Throughout the night, there had been long stretches of silence bookended by staccato bursts of whining and ranting. It didn’t do much to endear Rick to her, but at least she was beginning to realize he was human, that he was as scared as she was.

Chesya just kept her emotions buried deep within herself, a personal cemetery of stifled anger and fear and disgust. One of her ex-boyfriends had often commented upon her inability to show her feelings. He had told her he knew she had the feelings, but said that it would be nice if she shared them with him occasionally. He left her soon after that conversation, and she’d placed him within her cemetery, burying him among the other failed relationships. Not that there were all that many.

“Talk?” he asked. “What else can we talk about? I’m about talked out.”

“Who are you?”

“Oh, I think you know enough about me already. You’re a sly one, you are. What else is there? I’m Rick. I rob banks. Sometimes, for shits and giggles, I tell terrible fibs to bank tellers.”

She ignored his remark, intuiting that he was telling more truths than lies, just something she felt in her gut. She asked, “Do you have a wife? Kids?”

“No wife. Definitely no kids.” He wiggled his eyebrows Groucho style. “At least, none I know about.”

“You ever wish for that kind of life?”

“What?
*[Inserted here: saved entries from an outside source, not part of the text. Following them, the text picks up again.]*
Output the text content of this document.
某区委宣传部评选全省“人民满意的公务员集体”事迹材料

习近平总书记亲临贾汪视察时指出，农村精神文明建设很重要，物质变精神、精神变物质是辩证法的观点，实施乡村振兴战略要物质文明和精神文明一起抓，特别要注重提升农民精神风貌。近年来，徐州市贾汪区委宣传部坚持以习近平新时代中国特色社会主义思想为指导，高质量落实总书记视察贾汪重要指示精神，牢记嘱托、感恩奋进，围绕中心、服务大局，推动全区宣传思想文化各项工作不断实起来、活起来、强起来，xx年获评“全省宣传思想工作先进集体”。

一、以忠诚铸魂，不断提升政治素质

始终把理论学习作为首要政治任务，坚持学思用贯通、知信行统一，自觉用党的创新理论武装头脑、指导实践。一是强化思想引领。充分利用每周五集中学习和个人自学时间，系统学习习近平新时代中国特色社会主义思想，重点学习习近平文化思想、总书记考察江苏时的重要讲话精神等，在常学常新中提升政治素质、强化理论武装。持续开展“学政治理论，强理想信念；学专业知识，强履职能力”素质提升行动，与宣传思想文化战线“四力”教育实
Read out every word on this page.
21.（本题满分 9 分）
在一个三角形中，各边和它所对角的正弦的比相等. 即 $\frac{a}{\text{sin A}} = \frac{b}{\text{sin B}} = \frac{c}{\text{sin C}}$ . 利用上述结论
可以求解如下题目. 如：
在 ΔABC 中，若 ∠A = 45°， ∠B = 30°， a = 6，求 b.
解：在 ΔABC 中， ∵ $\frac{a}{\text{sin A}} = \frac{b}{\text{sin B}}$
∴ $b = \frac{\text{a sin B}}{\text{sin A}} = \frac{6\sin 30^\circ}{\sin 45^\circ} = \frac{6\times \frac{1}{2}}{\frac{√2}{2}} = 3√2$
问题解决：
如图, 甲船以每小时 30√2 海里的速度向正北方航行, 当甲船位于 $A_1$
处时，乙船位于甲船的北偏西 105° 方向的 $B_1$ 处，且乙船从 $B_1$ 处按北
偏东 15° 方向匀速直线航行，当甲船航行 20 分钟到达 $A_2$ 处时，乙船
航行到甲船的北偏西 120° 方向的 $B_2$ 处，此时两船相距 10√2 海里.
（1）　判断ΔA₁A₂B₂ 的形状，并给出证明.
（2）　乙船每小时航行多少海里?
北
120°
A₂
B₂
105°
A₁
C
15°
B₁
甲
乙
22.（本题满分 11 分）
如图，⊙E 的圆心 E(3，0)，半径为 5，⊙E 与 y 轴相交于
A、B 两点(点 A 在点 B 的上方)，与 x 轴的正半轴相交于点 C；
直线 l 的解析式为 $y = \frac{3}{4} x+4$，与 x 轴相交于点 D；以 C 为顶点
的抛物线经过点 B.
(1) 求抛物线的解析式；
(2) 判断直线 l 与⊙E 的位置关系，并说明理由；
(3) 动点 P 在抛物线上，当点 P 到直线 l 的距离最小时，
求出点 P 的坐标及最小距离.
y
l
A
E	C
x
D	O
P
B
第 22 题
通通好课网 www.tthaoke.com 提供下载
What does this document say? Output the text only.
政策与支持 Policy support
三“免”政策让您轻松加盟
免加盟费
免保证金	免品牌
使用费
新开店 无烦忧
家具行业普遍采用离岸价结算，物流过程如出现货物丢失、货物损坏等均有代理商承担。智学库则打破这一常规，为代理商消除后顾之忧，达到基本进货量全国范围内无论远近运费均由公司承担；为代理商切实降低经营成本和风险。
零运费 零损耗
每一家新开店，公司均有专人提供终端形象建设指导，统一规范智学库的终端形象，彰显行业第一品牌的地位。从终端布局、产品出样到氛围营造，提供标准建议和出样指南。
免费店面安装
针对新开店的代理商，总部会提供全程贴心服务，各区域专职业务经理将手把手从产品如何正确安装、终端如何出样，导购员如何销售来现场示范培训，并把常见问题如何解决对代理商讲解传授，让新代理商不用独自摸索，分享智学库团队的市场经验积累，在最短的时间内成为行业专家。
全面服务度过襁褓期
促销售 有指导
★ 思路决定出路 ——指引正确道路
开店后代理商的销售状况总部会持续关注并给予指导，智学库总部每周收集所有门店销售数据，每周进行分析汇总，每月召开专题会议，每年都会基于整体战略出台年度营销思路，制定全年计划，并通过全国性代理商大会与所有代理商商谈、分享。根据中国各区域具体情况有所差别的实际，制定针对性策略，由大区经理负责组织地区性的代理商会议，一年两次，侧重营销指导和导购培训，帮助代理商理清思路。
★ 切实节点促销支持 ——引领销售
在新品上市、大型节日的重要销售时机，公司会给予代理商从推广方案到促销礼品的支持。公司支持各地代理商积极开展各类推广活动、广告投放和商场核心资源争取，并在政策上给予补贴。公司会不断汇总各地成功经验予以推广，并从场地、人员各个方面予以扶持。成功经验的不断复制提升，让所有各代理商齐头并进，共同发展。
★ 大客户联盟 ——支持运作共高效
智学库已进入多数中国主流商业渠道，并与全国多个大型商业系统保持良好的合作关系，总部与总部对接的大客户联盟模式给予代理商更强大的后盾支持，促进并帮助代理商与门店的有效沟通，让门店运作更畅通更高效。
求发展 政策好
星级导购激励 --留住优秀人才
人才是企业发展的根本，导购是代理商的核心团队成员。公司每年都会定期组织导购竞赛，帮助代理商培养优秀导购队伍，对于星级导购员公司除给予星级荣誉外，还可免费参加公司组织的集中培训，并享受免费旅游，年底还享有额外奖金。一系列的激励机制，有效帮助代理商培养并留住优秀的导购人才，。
White picket fence, two-point-four children, and a dog named Scamp? Naw, I don’t see it. I think it’s fine for other jerks, but I don’t think I could stand it for more than a couple of days.” He paused for a moment. “Yeah, it might be nice to have a woman waiting for me at home, but I can go to any bar in town and pick up a woman for the night.”

She believed he probably could do it, too. He was certainly handsome, in a rugged, Marlboro Man way. He projected bravado when he wasn’t in the process of losing control, and many women would find that self-confidence attractive. She didn’t include herself among their ranks.